According to the 2015 Kessler Foundation National Disability and Employment Survey, more than 68 percent of people with disabilities are striving to work, including those who are working, actively seeking employment and preparing for the workplace. According to the survey, the top strategies people are using for preparing for work are obtaining medical and rehabilitative treatment, getting help from friends and furthering their education. Like their counterparts without disabilities, people with disabilities who are searching for jobs are successfully using online resources, connecting with opportunities through friends and relatives and contacting employers directly.
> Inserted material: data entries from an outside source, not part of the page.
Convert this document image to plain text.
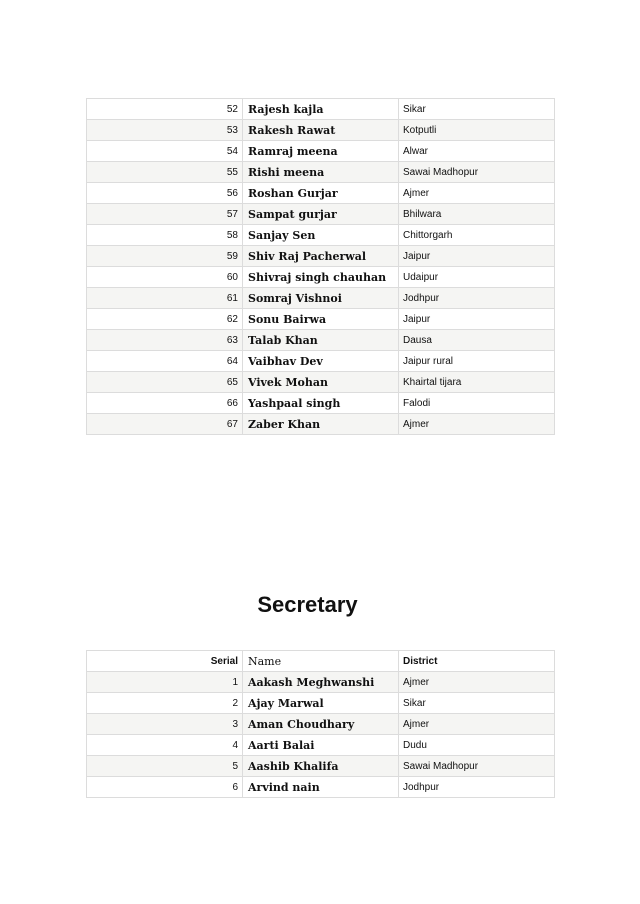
52	Rajesh kajla	Sikar
53	Rakesh Rawat	Kotputli
54	Ramraj meena	Alwar
55	Rishi meena	Sawai Madhopur
56	Roshan Gurjar	Ajmer
57	Sampat gurjar	Bhilwara
58	Sanjay Sen	Chittorgarh
59	Shiv Raj Pacherwal	Jaipur
60	Shivraj singh chauhan	Udaipur
61	Somraj Vishnoi	Jodhpur
62	Sonu Bairwa	Jaipur
63	Talab Khan	Dausa
64	Vaibhav Dev	Jaipur rural
65	Vivek Mohan	Khairtal tijara
66	Yashpaal singh	Falodi
67	Zaber Khan	Ajmer
Secretary
Serial	Name	District
1	Aakash Meghwanshi	Ajmer
2	Ajay Marwal	Sikar
3	Aman Choudhary	Ajmer
4	Aarti Balai	Dudu
5	Aashib Khalifa	Sawai Madhopur
6	Arvind nain	Jodhpur
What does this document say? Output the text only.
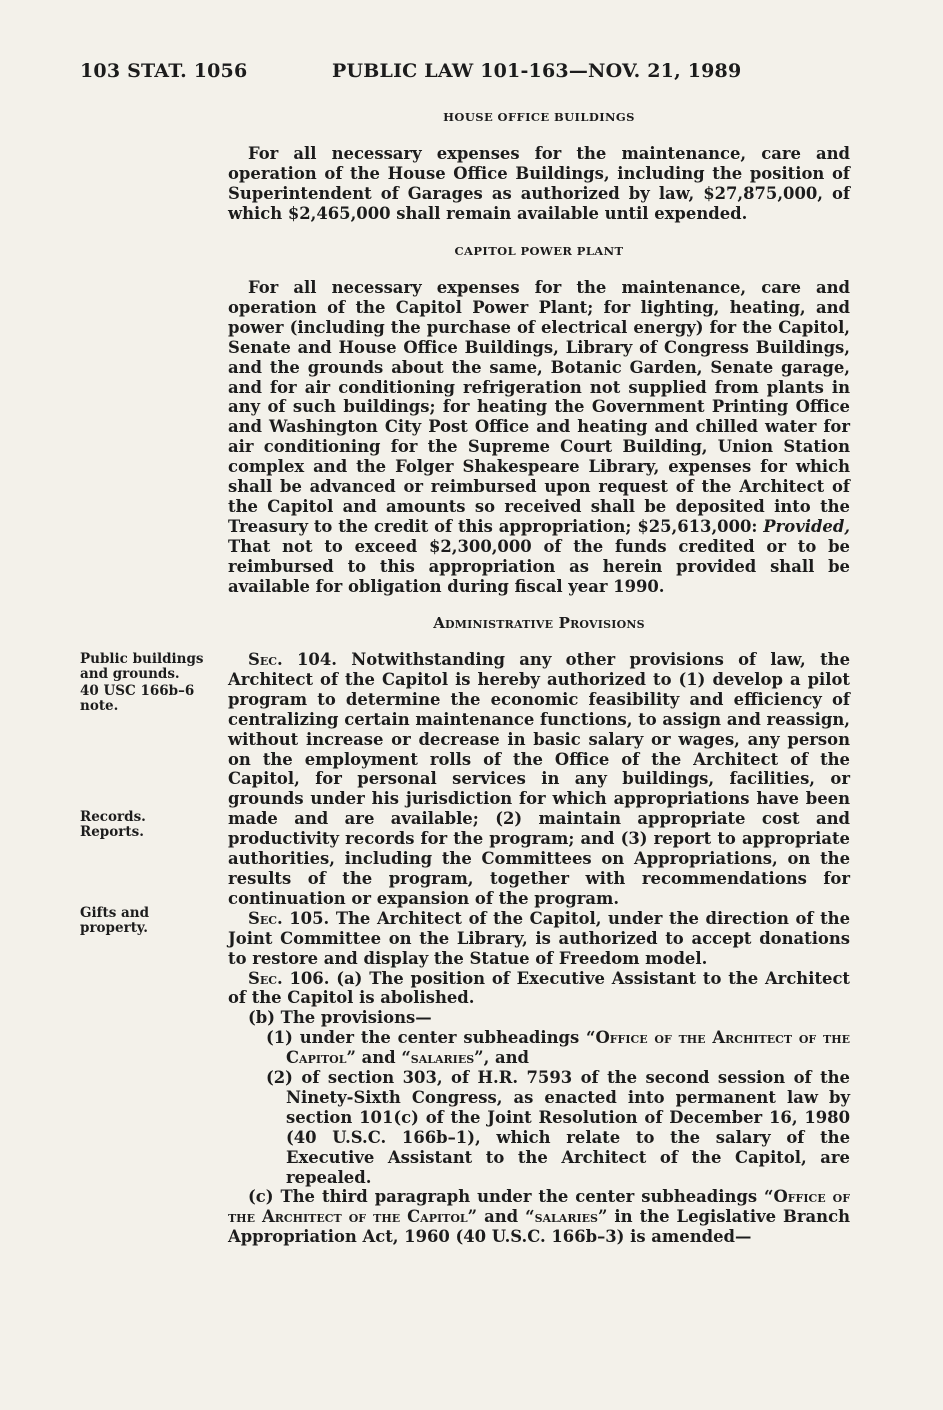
103 STAT. 1056	PUBLIC LAW 101-163—NOV. 21, 1989
HOUSE OFFICE BUILDINGS

For all necessary expenses for the maintenance, care and operation of the House Office Buildings, including the position of Superintendent of Garages as authorized by law, $27,875,000, of which $2,465,000 shall remain available until expended.

CAPITOL POWER PLANT

For all necessary expenses for the maintenance, care and operation of the Capitol Power Plant; for lighting, heating, and power (including the purchase of electrical energy) for the Capitol, Senate and House Office Buildings, Library of Congress Buildings, and the grounds about the same, Botanic Garden, Senate garage, and for air conditioning refrigeration not supplied from plants in any of such buildings; for heating the Government Printing Office and Washington City Post Office and heating and chilled water for air conditioning for the Supreme Court Building, Union Station complex and the Folger Shakespeare Library, expenses for which shall be advanced or reimbursed upon request of the Architect of the Capitol and amounts so received shall be deposited into the Treasury to the credit of this appropriation; $25,613,000: Provided, That not to exceed $2,300,000 of the funds credited or to be reimbursed to this appropriation as herein provided shall be available for obligation during fiscal year 1990.

Administrative Provisions

Sec. 104. Notwithstanding any other provisions of law, the Architect of the Capitol is hereby authorized to (1) develop a pilot program to determine the economic feasibility and efficiency of centralizing certain maintenance functions, to assign and reassign, without increase or decrease in basic salary or wages, any person on the employment rolls of the Office of the Architect of the Capitol, for personal services in any buildings, facilities, or grounds under his jurisdiction for which appropriations have been made and are available; (2) maintain appropriate cost and productivity records for the program; and (3) report to appropriate authorities, including the Committees on Appropriations, on the results of the program, together with recommendations for continuation or expansion of the program.

Sec. 105. The Architect of the Capitol, under the direction of the Joint Committee on the Library, is authorized to accept donations to restore and display the Statue of Freedom model.

Sec. 106. (a) The position of Executive Assistant to the Architect of the Capitol is abolished.

(b) The provisions—

(1) under the center subheadings “Office of the Architect of the Capitol” and “salaries”, and

(2) of section 303, of H.R. 7593 of the second session of the Ninety-Sixth Congress, as enacted into permanent law by section 101(c) of the Joint Resolution of December 16, 1980 (40 U.S.C. 166b–1), which relate to the salary of the Executive Assistant to the Architect of the Capitol, are repealed.

(c) The third paragraph under the center subheadings “Office of the Architect of the Capitol” and “salaries” in the Legislative Branch Appropriation Act, 1960 (40 U.S.C. 166b–3) is amended—

Public buildings and grounds.
40 USC 166b–6 note.
Records. Reports.
Gifts and property.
“On Labor Day, we acknowledge the social and economic gains that come from hard work,” said Rodger DeRose, president and chief executive officer of Kessler Foundation. “A big part of the American dream is to start a career and achieve prosperity. Too often, people with disabilities have faced barriers in the pursuit of their dreams. This survey shows, however, that Americans with disabilities are succeeding in overcoming barriers and seeking employment. Once employed, they are looking for more hours. As more people with disabilities offer their talents to society and the workplace, we should also see economic gains since people with disabilities will have more disposable income to make purchases in addition to paying taxes.”
In August 2015, among workers ages 16-64, the 4,267,000 workers with disabilities represented 3.0 percent of the total 140,817,000 workers in the U.S.
“The statistics in nTIDE are not seasonally adjusted,” noted Dr. O’Neill. “Because disability employment data have been collected for so few years, more time is needed for seasonal trends to become evident.”